Arizona State University researcher James Abbas is part of a multinational research team who developed a new prosthetic handheld system with a fully implanted, wirelessly controlled neurostimulator that "felt" a person with a hand amputation.
The research, announced today at the annual meeting of the Society for Neurology, marks the first time that a person is equipped with a neural-enabled prosthetic hand (NEPH) that can be used outside the laboratory in everyday living environment. Unlike commercially available prosthetic handheld systems that are currently on the market and send only electrical signals from the muscles to trigger arm opening and closing arms, the NEPH system works in a two-way system that stimulates small groups of sensor fibers in the peripheral nerves of the user's touch.
For the first time, the NEPH system user can evaluate whether he touched something, "felt" opening and closing his arm, and even estimate how tightly he seizes the item while the nerve fibers in his rest are stimulated by fine wires that are implanted inside the nerve.
Abbas, associate professor of biomedical engineering in Inđama A. Fulton School of Engineering, has begun work on this integrated team of efforts with leading researcher Ranu Jung more than ten years ago, while colleagues at the School of Biological and Health Systems at ASU.

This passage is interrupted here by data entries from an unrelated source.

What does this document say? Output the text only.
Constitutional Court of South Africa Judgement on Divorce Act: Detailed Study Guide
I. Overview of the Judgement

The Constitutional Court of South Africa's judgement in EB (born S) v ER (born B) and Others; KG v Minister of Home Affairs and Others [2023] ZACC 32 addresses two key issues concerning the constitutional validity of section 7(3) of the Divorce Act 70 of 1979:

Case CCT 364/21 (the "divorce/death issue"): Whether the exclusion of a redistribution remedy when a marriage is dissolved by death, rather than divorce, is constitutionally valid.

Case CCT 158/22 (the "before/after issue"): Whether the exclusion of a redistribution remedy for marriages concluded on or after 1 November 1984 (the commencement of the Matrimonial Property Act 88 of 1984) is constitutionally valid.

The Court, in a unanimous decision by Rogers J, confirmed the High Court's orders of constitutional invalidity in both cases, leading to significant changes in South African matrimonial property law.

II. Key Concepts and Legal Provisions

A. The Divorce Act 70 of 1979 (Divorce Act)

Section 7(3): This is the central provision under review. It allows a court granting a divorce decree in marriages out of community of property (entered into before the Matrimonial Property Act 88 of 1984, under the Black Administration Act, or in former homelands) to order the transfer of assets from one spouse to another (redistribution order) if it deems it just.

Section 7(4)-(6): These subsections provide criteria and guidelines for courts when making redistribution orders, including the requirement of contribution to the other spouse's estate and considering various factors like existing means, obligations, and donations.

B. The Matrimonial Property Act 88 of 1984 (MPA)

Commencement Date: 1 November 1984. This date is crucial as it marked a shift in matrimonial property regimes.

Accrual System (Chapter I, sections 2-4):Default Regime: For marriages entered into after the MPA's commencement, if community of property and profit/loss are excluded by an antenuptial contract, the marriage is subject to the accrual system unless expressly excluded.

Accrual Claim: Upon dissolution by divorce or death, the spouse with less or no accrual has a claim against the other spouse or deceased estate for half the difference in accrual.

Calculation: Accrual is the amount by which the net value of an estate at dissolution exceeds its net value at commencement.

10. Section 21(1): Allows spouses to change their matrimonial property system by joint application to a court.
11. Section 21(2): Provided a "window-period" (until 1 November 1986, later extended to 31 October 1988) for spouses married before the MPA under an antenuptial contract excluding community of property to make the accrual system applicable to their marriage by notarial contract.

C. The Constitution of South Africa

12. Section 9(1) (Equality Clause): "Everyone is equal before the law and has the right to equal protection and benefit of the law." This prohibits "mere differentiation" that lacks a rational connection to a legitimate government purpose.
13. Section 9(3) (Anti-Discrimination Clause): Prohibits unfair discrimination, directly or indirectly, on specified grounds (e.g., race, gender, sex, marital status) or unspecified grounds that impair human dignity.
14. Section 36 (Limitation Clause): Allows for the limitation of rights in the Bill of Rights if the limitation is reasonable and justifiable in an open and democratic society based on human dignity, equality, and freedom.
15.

"Our system is the first to handle long-term use outside the laboratory setting," says Abas, who manages the ASU Center for Adaptive Neural Systems and has expertise in neural engineering and medical rehabilitation techniques. "All components are either mounted on the prosthesis or embedded in the body. The system is known because it does not differ from the use and wear of a regular prosthesis, but now, when touched, something is felt in the phantom arm and the fingers that it lost."
The team's research is based on the pioneering work of the FIU professor Kenneth Horch and extends sensor technology outside the laboratory.
"The participant reported increased confidence in carrying out everyday tasks, is able to communicate with the objects around him and determine the answers to the questions surrounding the sensation, such as" Did I touch it? "How severe is it?" Said Jung, Professor and Chair of the Department of Biomedical Engineering at the International University of Florida. "I am so grateful to the participant to believe in our research and give us the opportunity to work with him to test our technology. I hope it will improve life for the better."
The US Food and Drug Administration (FDA) approved the exemption of a research apparatus to test the first human NEPH system in 2016. A trial participant who had previously undergone transdermal amputation of the upper extremities received a surgical implant to control the NEPH system nearly eight months ago. The operation was performed by dr. Aaron Berger and his team from the Nicklaus Children's Hospital. After a period of laboratory experiments using the systems and assembly procedures, he daily used the system every day in his home for four months.
This NEPH system is the first in a series of opportunities for advancement in medicine using similar neuralizing devices. In the future, Abbas predicts the use of sensing stimulation technology in a much larger population of people with lower limb amputations.
In addition, the team hopes that their work can contribute to the growing field of bioelectronic medicine, which aims and stimulates neurons to treat metabolic or digestive diseases and relieves pain as an alternative to taking drugs to regulate biological processes. The success of the team with the implantation of long-term use of wireless technology to stimulate peripheral nerves can have significant clinical implications in the future.
Materials provided by State University of Arizona. Note: The content can be edited for style and length.